LINQPad
LINQPad is a free, easy-to-use tool for developing with Language-Integrated Query (LINQ). It handles any valid Microsoft .NET Framework 3.5 C# statements against collections of any kind.
October 29, 2008
I’m a big fan of Microsoft Visual Studio, but sometimes it’s easier to fire up a lightweight tool, try some code, and use those results in my main development project. When it comes to any programming that includes LINQ, my tool of choice is LINQPad (www.linqpad.net). LINQPad is free, small (2MB), downloadable, and requires no installation.
More Than Just LINQ
The LINQPad utility was written by Joseph Albahari, who along with his brother Ben Albahari co-authored C# 3.0 in a Nutshell. Albahari includes 200 examples from this book in LINQPad. At the heart of LINQPad is a standard text editor that lets you quickly type single expressions or many statements, execute them, and get nicely formatted output to look over.
Queries
LINQPad handles any valid Microsoft .NET Framework 3.5 C# statements against collections of any kind (such as in-memory collections, XDocument-based XML, or SQL Server-based objects). The LINQPad samples don’t require that the code be based on LINQ; code can be based on any C# code snippet that you want to try out. If you want to extend the tool, you can add references to your own assemblies and build up your LINQ queries against those objects. I’ve done this often to iteratively work on queries against the business objects in my Windows Presentation Foundation (WPF) VS.NET-based solution. It’s so much quicker to use LINQPad to write the query, test it, get it right, and then paste it into my real code.
Output
LINQPad displays formatted output that shows the results of your executed code. I like the hierarchical, treeview output for collections that you can expand and collapse as desired. Each node shows the object type and the count of items in a collection. In addition, you can see any embedded objects in the object graph and you can expand or collapse these objects, which gives you a visual feel for your data model.
There are three handy buttons you can use to see different types of output. The Results button is selected by default; it shows the graphical output of the query. The lambda operator shows the lambda equivalent of any of your LINQ queries that are IQueryable. The SQL button shows you any SQL statements that are executed based on the LINQ to SQL statements you executed. You can learn some complicated SQL by inspecting this output, as the following example shows:
SELECT [t0].[CustomerID], [t1].[ProductID]FROM [Orders] AS [t0], [Order Details] AS [t1]WHERE [t0].[OrderID] = [t1].[OrderID]
Wish List
One of the shortcomings of LINQPad is the lack of auto completion in the editor. Many developers have come to rely on the IntelliSense offered in Visual Studio. Most of the time, I use LINQPad as a way to get the syntax right for a complicated statement or explore new possibilities with queries, and it’s very helpful to have the available members on a particular object right there in an auto completion list. The LINQPad community has been asking for IntelliSense on the support forums, and Albahari is listening—IntelliSense is in the works. A beta switch in the current version shows you that he’s working on it. Run LINQPad with a parameter of -beta and you’ll have IntelliSense:
LINQPad.exe -beta
As indicated on the support forums (forums.oreilly .com/category/22/C-3-0-in-a-Nutshell), only C# 2.0 features are currently supported.

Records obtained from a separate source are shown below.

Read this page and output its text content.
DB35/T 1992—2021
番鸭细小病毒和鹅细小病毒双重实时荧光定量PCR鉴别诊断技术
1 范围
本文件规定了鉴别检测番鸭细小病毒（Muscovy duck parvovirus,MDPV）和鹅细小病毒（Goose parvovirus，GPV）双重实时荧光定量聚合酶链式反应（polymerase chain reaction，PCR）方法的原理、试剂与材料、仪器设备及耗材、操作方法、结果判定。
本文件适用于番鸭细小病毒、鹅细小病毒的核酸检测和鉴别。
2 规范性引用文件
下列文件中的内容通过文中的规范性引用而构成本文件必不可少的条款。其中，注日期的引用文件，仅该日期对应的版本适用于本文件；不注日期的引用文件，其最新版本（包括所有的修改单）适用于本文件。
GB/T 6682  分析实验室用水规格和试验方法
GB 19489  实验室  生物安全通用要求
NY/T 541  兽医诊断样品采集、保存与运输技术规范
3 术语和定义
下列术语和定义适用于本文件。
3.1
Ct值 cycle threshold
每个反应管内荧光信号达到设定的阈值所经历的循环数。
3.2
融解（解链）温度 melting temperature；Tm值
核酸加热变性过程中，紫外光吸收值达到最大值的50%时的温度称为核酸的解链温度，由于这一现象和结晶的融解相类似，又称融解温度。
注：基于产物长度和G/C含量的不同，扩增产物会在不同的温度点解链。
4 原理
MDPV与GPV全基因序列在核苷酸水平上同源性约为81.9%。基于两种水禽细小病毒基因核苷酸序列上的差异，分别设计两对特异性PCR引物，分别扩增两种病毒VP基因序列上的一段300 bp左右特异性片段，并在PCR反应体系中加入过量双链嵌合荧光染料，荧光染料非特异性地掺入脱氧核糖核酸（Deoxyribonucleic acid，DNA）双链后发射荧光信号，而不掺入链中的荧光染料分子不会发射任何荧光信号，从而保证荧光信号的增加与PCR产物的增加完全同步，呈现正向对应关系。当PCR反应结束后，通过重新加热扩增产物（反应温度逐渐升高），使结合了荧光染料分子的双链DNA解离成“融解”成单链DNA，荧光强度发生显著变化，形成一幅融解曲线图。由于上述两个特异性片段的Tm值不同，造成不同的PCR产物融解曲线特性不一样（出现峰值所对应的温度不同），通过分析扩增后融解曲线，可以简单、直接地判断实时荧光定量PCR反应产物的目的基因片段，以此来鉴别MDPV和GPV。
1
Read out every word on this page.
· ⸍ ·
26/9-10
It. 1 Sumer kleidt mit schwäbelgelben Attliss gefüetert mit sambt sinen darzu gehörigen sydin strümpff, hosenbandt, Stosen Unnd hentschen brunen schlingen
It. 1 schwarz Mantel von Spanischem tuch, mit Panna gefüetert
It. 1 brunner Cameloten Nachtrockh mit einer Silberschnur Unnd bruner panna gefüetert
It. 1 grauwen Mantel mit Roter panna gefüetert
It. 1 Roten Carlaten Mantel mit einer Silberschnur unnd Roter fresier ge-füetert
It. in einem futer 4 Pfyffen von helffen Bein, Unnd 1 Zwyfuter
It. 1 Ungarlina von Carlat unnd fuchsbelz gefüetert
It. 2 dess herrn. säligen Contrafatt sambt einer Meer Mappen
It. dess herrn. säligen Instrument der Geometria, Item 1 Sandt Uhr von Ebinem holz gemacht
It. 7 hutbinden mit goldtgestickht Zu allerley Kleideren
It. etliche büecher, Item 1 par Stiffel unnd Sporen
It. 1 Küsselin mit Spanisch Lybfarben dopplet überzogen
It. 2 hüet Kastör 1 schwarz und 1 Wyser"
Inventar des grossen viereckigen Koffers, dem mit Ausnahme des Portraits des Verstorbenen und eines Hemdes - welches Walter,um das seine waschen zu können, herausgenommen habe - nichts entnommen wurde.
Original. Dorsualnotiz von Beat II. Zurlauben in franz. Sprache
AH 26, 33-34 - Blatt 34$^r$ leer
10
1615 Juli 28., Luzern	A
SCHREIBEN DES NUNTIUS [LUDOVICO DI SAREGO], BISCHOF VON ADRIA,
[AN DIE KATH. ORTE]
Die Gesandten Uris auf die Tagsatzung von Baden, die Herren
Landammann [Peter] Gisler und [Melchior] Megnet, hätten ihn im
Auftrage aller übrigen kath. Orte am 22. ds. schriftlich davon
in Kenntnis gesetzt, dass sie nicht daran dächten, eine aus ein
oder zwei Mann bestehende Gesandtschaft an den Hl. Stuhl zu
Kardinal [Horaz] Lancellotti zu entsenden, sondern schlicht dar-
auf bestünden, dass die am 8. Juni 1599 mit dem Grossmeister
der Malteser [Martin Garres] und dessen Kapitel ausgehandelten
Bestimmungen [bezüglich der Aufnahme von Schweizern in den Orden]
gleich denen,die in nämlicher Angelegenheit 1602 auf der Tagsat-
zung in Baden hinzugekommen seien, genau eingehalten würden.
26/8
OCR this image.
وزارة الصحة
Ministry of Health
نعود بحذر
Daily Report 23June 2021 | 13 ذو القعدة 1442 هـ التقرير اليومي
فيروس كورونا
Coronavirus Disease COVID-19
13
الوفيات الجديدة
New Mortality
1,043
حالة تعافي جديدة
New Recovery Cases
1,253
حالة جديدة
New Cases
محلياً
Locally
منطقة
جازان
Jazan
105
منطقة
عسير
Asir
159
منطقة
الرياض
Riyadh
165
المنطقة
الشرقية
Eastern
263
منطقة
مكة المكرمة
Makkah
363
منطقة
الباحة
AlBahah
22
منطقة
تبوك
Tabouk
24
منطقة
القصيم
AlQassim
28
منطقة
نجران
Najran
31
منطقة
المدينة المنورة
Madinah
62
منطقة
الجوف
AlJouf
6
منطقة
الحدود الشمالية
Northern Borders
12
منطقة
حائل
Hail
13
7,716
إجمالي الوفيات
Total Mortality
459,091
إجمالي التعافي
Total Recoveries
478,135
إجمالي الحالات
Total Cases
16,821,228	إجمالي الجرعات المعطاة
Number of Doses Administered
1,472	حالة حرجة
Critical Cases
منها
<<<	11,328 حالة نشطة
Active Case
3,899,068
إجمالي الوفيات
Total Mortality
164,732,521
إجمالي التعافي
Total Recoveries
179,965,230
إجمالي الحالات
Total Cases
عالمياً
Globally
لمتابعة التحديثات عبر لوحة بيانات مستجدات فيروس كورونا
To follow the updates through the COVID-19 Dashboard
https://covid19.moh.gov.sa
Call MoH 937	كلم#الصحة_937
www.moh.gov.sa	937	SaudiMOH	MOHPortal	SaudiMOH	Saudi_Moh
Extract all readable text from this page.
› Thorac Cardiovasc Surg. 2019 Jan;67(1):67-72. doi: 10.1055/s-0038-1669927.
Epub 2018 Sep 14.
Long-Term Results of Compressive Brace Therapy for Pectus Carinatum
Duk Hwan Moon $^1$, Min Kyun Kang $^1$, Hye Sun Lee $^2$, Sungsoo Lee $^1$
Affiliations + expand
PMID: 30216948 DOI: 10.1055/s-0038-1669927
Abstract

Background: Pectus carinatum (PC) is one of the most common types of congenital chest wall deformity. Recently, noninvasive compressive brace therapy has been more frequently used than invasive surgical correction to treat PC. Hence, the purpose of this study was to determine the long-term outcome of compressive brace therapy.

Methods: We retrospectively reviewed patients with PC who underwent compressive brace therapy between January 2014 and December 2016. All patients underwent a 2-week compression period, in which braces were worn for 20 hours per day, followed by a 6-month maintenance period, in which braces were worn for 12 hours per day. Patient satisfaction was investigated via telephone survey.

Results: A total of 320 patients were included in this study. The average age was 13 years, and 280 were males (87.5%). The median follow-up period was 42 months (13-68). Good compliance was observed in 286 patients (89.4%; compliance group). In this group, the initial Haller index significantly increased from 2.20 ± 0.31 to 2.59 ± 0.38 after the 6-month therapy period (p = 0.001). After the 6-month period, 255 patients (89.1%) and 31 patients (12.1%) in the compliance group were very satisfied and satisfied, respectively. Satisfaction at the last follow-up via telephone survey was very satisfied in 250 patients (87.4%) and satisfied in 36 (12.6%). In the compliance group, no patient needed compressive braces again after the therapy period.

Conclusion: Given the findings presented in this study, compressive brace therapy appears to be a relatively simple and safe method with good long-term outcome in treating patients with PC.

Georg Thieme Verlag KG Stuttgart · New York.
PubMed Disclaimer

One more feature I hope Albahari adds in a future release is the ability to customize the keyboard shortcuts available throughout the application. Shortcuts such as Ctrl+K, to comment a block of code, and U, to uncomment a block of code, while close to the Visual Studio equivalents, throw me off just enough to misuse them quite often. I’m such a keyboard-centric user that I want to map the shortcuts to those I use in Visual Studio 2008. I’d like to see keyboard commands to expand or collapse nodes in the output window added as well.